The hospitality stats for Charleston reflect its popularity with visitors as there are now 4,920 hotel rooms and if all goes as planned new construction with an additional 2,600 if plans get the green light for development. Other potential developments are for a parking lot to become a 115-room condo-hotel project, and on the city’s waterfront, a former port authority site would become a 225-room luxury hotel.
Local preservationist Kristopher King is not for ending all new construction but wants Charleston to be a 'working city' thats not just about taking care of visitors.
Mr. King in Bloomberg:
"The razing of office buildings in favor of hotels, partly because of the high cost of providing parking for office workers, has been a major concern lately. An office building needs significantly more parking spots than a hotel does, and that’s pushing developers to favour lodging."
King cited the term being used to describe the locals frustration with the visitor influx as a “cultural irritation index” and while Charleston may not be on the same playing field as a Venice is but Mr King says:
“Charleston’s not quite there, but my fear is we’re getting close to that.”

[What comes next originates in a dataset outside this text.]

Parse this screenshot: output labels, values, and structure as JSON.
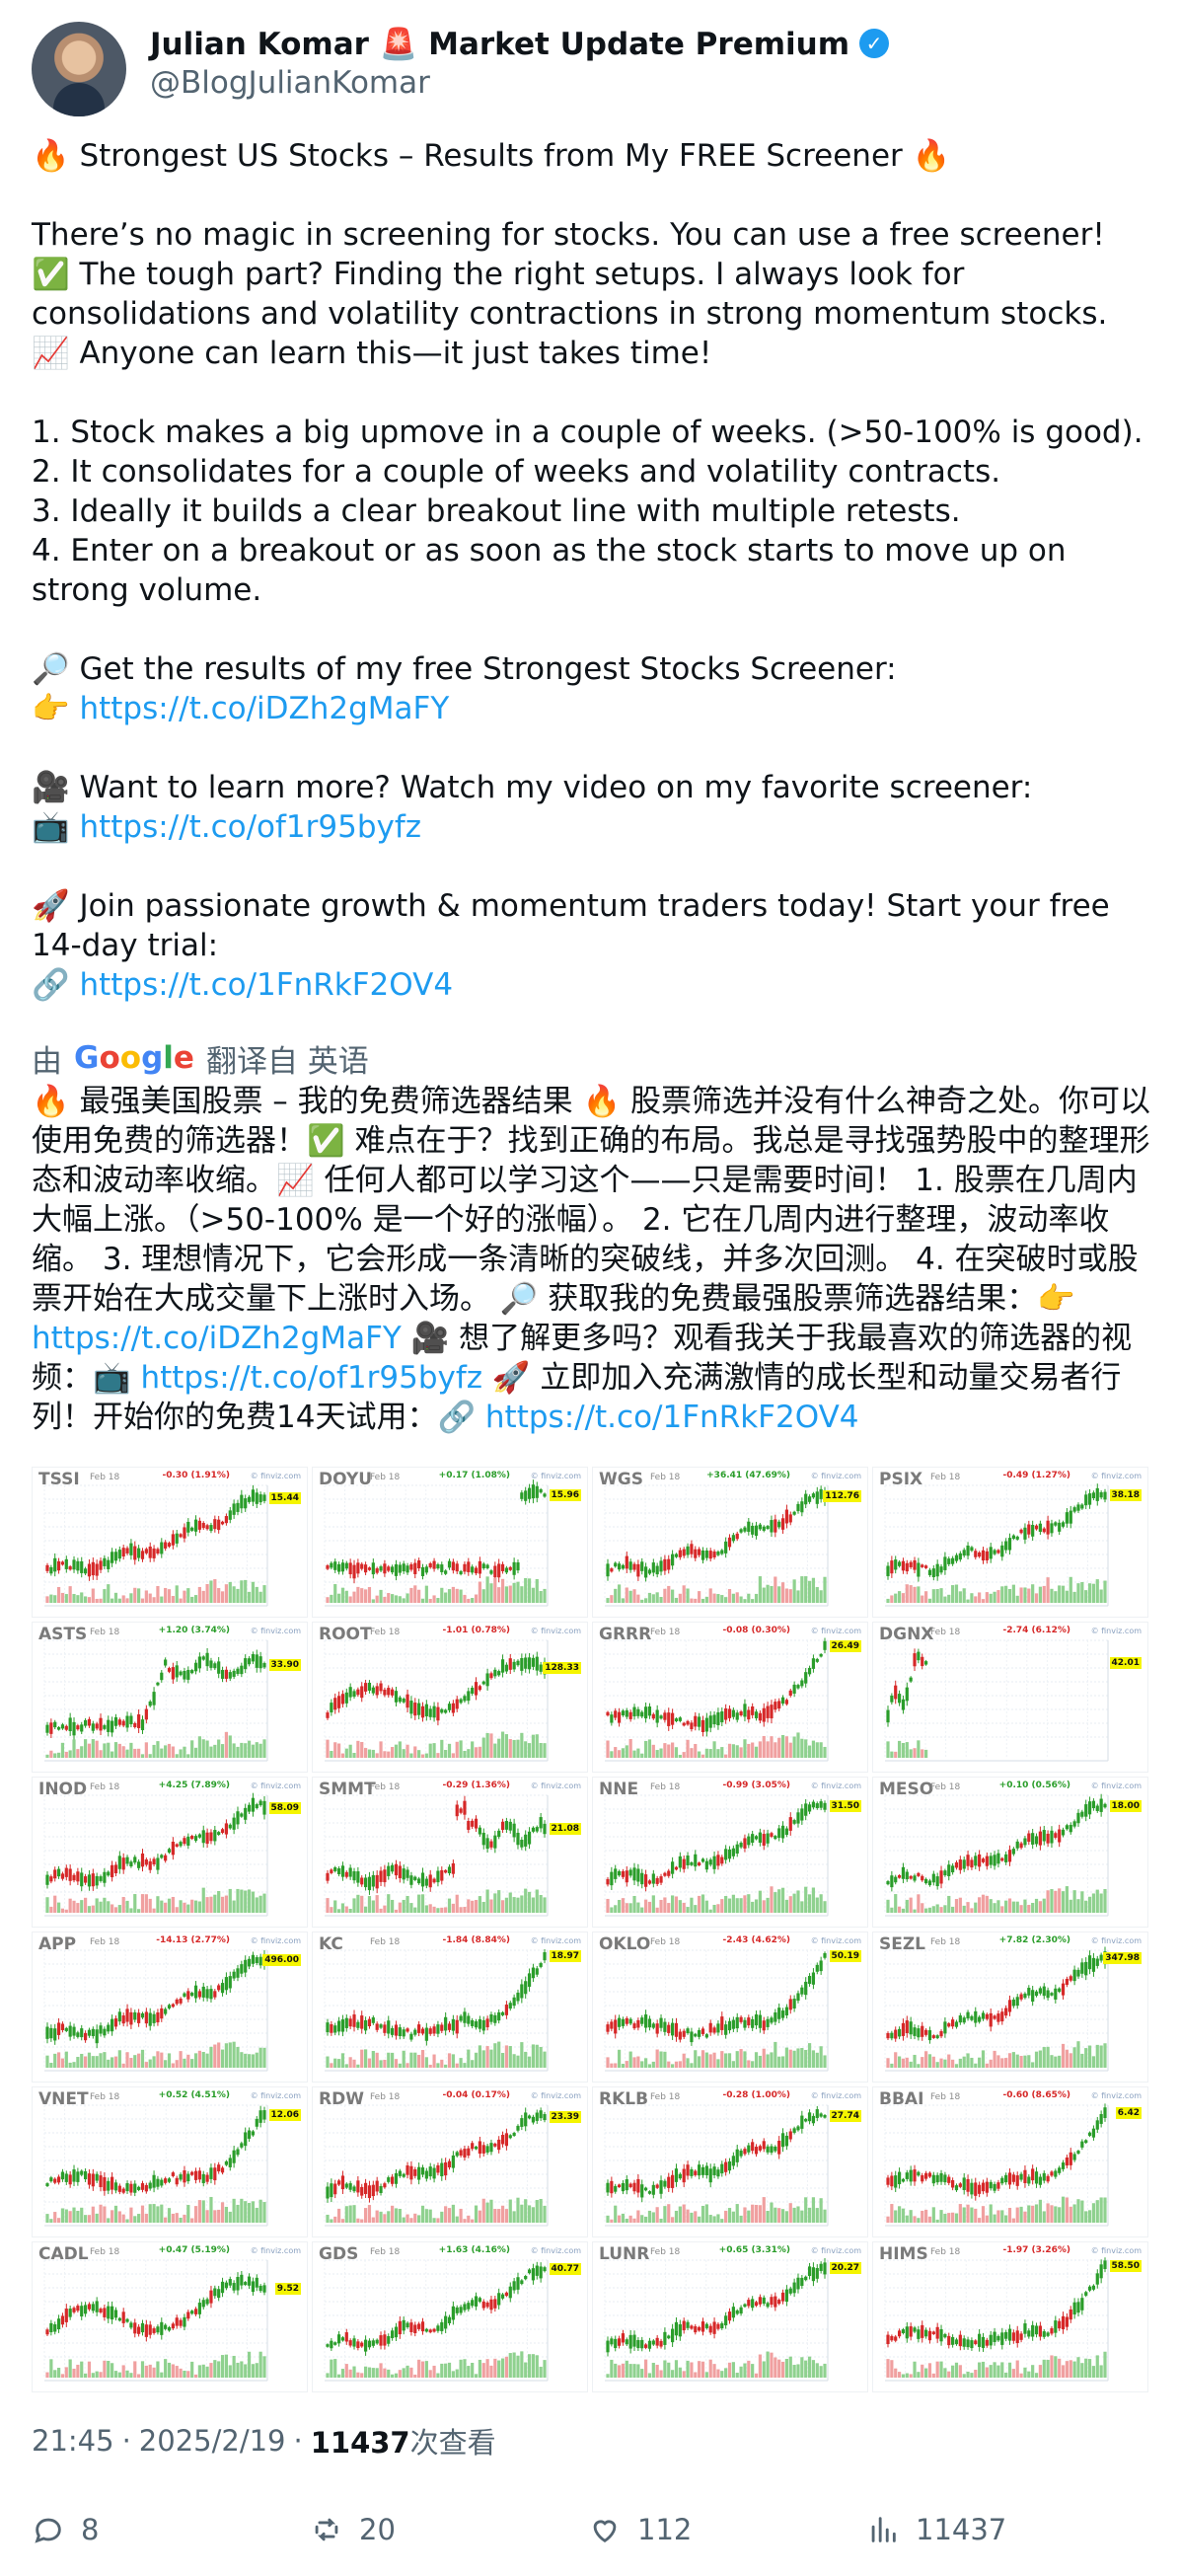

Rules are in place with specific zoning locations for new hotels and also is a crackdown on Airbnb short term rental properties. The issue of affordable housing is rather similar to Britain as hotel developers would have to pay from $200,000 to $600,000 into a fund for local housing needs and additional rules prohibiting the displacement of office buildings.
A new scheme for affordable housing can be found in Portland, Maine benefitting locals and even for those who work in the hotel industry. The plan has hoteliers building one affordable housing unit for every 28 new hotel rooms built or pay into the housing fund at a rate of $3,806 per hotel room.
In a review the Portland Planning Board former planning board says:
'...80% of newly employed hospitality workers couldn’t afford to comfortably rent in the city."
“Every time there was a new hotel allowed, you’d hear that we shouldn’t allow another one."
In the American west where outdoor recreation is a big tourism draw small and mid-size destinations are also trying to limit the flow of visitors not only for the local residents but for the outdoor scenery and recreation. One location for this is Moab in the state of Utah. The mountains and trails are popular for bicyclists and hikers with city leaders passing earlier this year a temporary ban for new hotel and lodging pending an assessment for the development of land-use plans.
City Manager Joel Linares:
“We don’t want to be seen as anti-tourists and anti-growth,”
"Unlike bigger cities with diverse economies, tourism is all we’ve got.”